Lightbox time

I’ve alluded on this blog before to the fact that as autumn comes on I use a lightbox. Well, lightbox time is well and truly here. About 10 days or so I took it down from the cupboard where it lies hibernating for the spring and summer and set it up on my desk. 10000 lux await me every morning and blaze out on my right hand side as I begin to look at e-mails or write a blog post.

I’ve been using the box at this time of year for six or seven years and would not want to be without it at this latitude. Others who see it say that the can’t imagine sitting next to something so bright every day but I find myself hankering for it.

Here is what I’ve found:

  • you can do other things whilst using a lightbox eg work at computer
  • it really does ward off the feeling that the sky is going to fall down
  • it needs to be over 40 minutes a day to make a difference for me
  • I prefer it to sit slightly to my right than either centrally or to the left (brain hemispheres?)
  • after a few weeks of it I’ll need a break from it (head gets a bit buzzy)
  • I don’t need it nearly as much after the winter solstice as before – part of the trouble is the natural light going away each day

Whenever I say out loud that I use a lightbox in autumn/winter, I find that other people I know also use bright light too. Others ask me what type I use. The answer is a Philips lightbox that came from Boots. Cost me about £200 when I got it and seemed ludicrously expensive at the time but has proved to be cheap and effective therapy over the years. Don’t mess about with daylight flavoured lightbulbs. Its the brightness of the light that makes a difference, not the colour of the light that matters most.

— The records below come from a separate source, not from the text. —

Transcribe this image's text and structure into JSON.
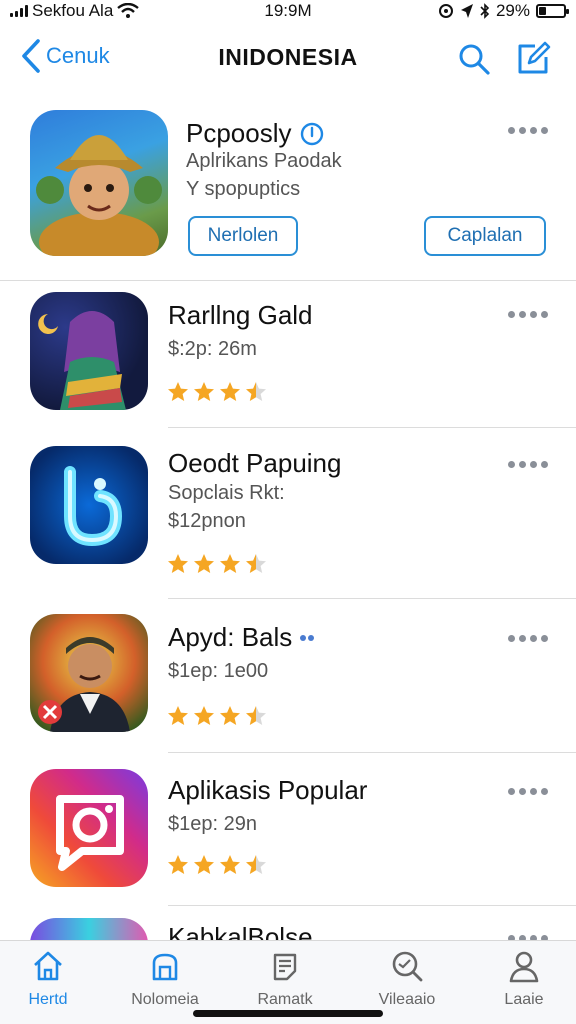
{
  "status_bar": {
    "carrier": "Sekfou Ala",
    "time": "19:9M",
    "battery": "29%",
    "battery_level": 0.29
  },
  "nav": {
    "back_label": "Cenuk",
    "title": "INIDONESIA",
    "search_icon": "search-icon",
    "compose_icon": "compose-icon"
  },
  "featured": {
    "name": "Pcpoosly",
    "subtitle": "Aplrikans Paodak",
    "caption": "Y spopuptics",
    "left_button": "Nerlolen",
    "right_button": "Caplalan"
  },
  "apps": [
    {
      "name": "Rarllng Gald",
      "price": "$:2p: 26m",
      "rating": 3.5
    },
    {
      "name": "Oeodt Papuing",
      "subtitle": "Sopclais Rkt:",
      "price": "$12pnon",
      "rating": 3.5
    },
    {
      "name": "Apyd: Bals",
      "price": "$1ep: 1e00",
      "rating": 3.5
    },
    {
      "name": "Aplikasis Popular",
      "price": "$1ep: 29n",
      "rating": 3.5
    },
    {
      "name": "KabkalBolse"
    }
  ],
  "tabs": [
    {
      "label": "Hertd",
      "icon": "home-icon",
      "active": true
    },
    {
      "label": "Nolomeia",
      "icon": "arch-icon",
      "active": false
    },
    {
      "label": "Ramatk",
      "icon": "clipboard-icon",
      "active": false
    },
    {
      "label": "Vileaaio",
      "icon": "magnifier-chat-icon",
      "active": false
    },
    {
      "label": "Laaie",
      "icon": "person-icon",
      "active": false
    }
  ],
  "colors": {
    "accent": "#1e88e5",
    "star": "#f5a623",
    "star_empty": "#d9d9d9"
  }
}
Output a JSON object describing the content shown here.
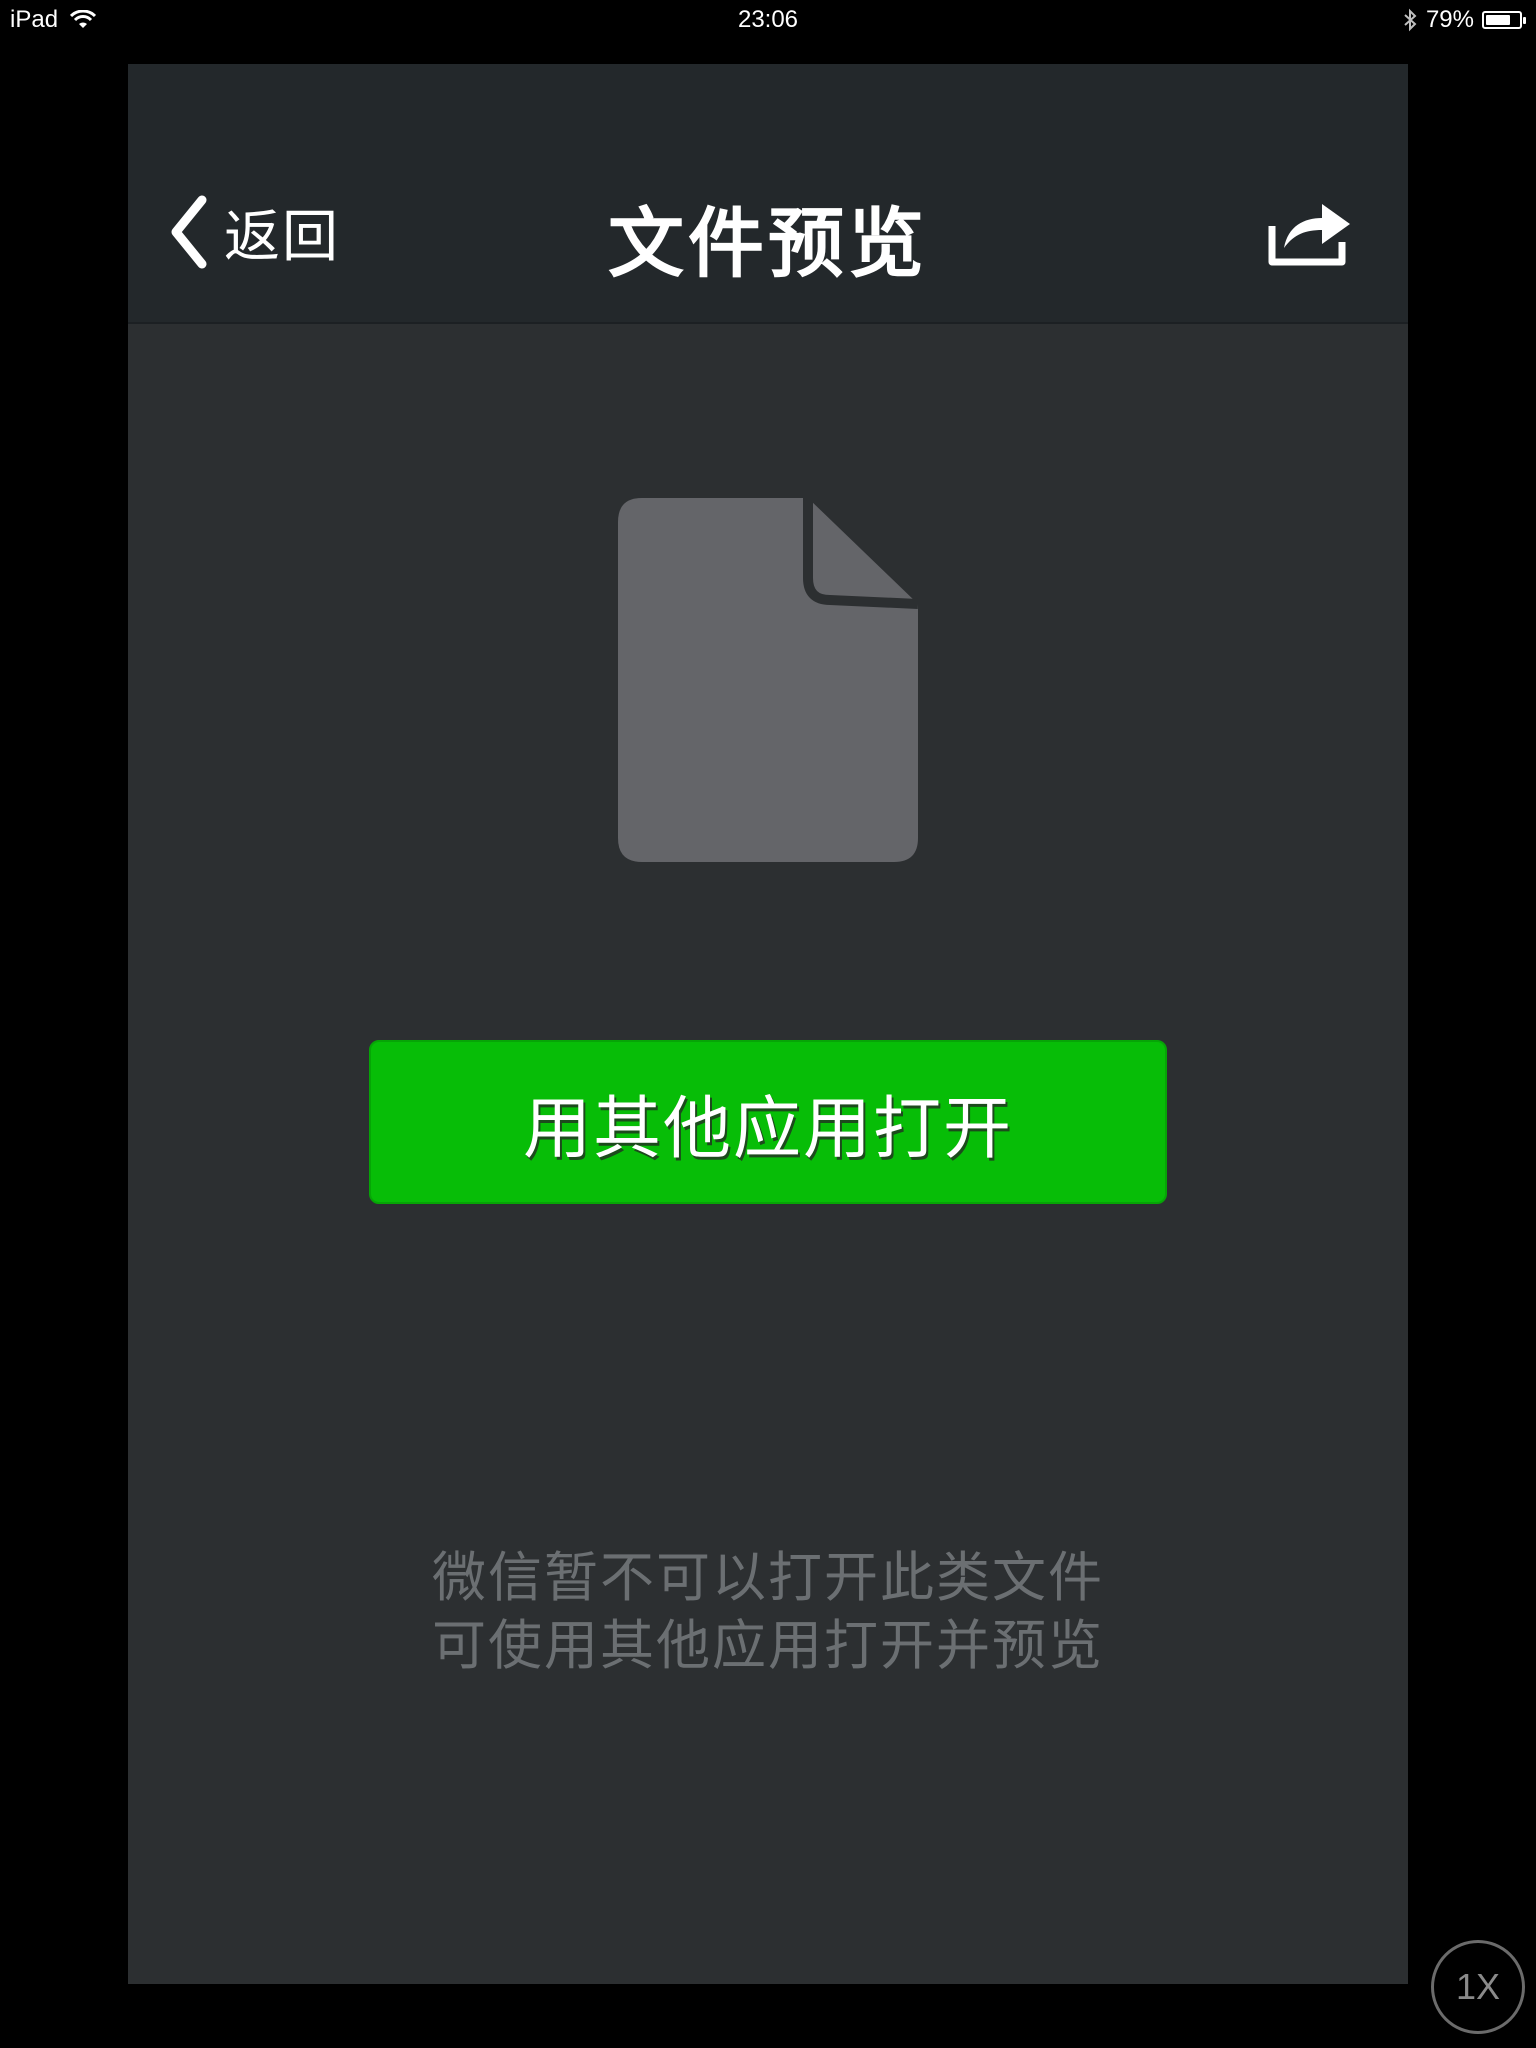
{
  "status_bar": {
    "device": "iPad",
    "time": "23:06",
    "battery_percent": "79%",
    "battery_level": 0.79,
    "icons": [
      "wifi-icon",
      "bluetooth-icon",
      "battery-icon"
    ]
  },
  "navbar": {
    "back_label": "返回",
    "title": "文件预览",
    "icons": [
      "chevron-left-icon",
      "share-icon"
    ]
  },
  "main": {
    "file_icon": "file-icon",
    "open_button_label": "用其他应用打开",
    "hint_line1": "微信暂不可以打开此类文件",
    "hint_line2": "可使用其他应用打开并预览"
  },
  "zoom": {
    "label": "1X"
  },
  "colors": {
    "background": "#000000",
    "app_background": "#2c2f31",
    "navbar_background": "#23282b",
    "primary_button": "#07bd07",
    "file_icon": "#646569",
    "hint_text": "#6b6f72"
  }
}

Oh, and if you are just fed up all the year round, lightbox tricks in the autumn are not for you. This one is strictly seasonal.

Comments

  1. you forgot to mention that light boxes work much better in proper offices, rather than those shared with cats.

  2. Oh, that’s one of those PhD theses never yet completed: Symbiosis and Stasis – the effect of cats on lightboxes, the effect of lightboxes on cats and the effects of each on those living with Seasonally Affective Disorder.

  3. According to those posters on the underground, catowners are apparently more stress-free and content and the norm so, surely, a cat AND light box owner ought to be chirpy as Santa Clause!

  4. We have one. Not out yet but it might have been had it not been for a few days earlier this week in Belfast while NI pretended to be Spain in summer!

  5. Thanks Coxy. Can I also saw how much I am in awe of your Church Times Page 3 Stunner success this week.

    A media triumph.

    Now, if I dressed up in pink and had my photo taken running about in shorts, I wonder if the Church Times….

  6. Not a CT subscriber, so : Link?!! Hope it was the neon number 😉

    Although surely, given the choice, Italian Vanity Fair makes for the more impressive C.V. entry 😉

  7. ….with and without the Cope of Glory, Kelvin??

  8. Kelvin, no.

    But let us just enjoy that for once Nick looks better in pink.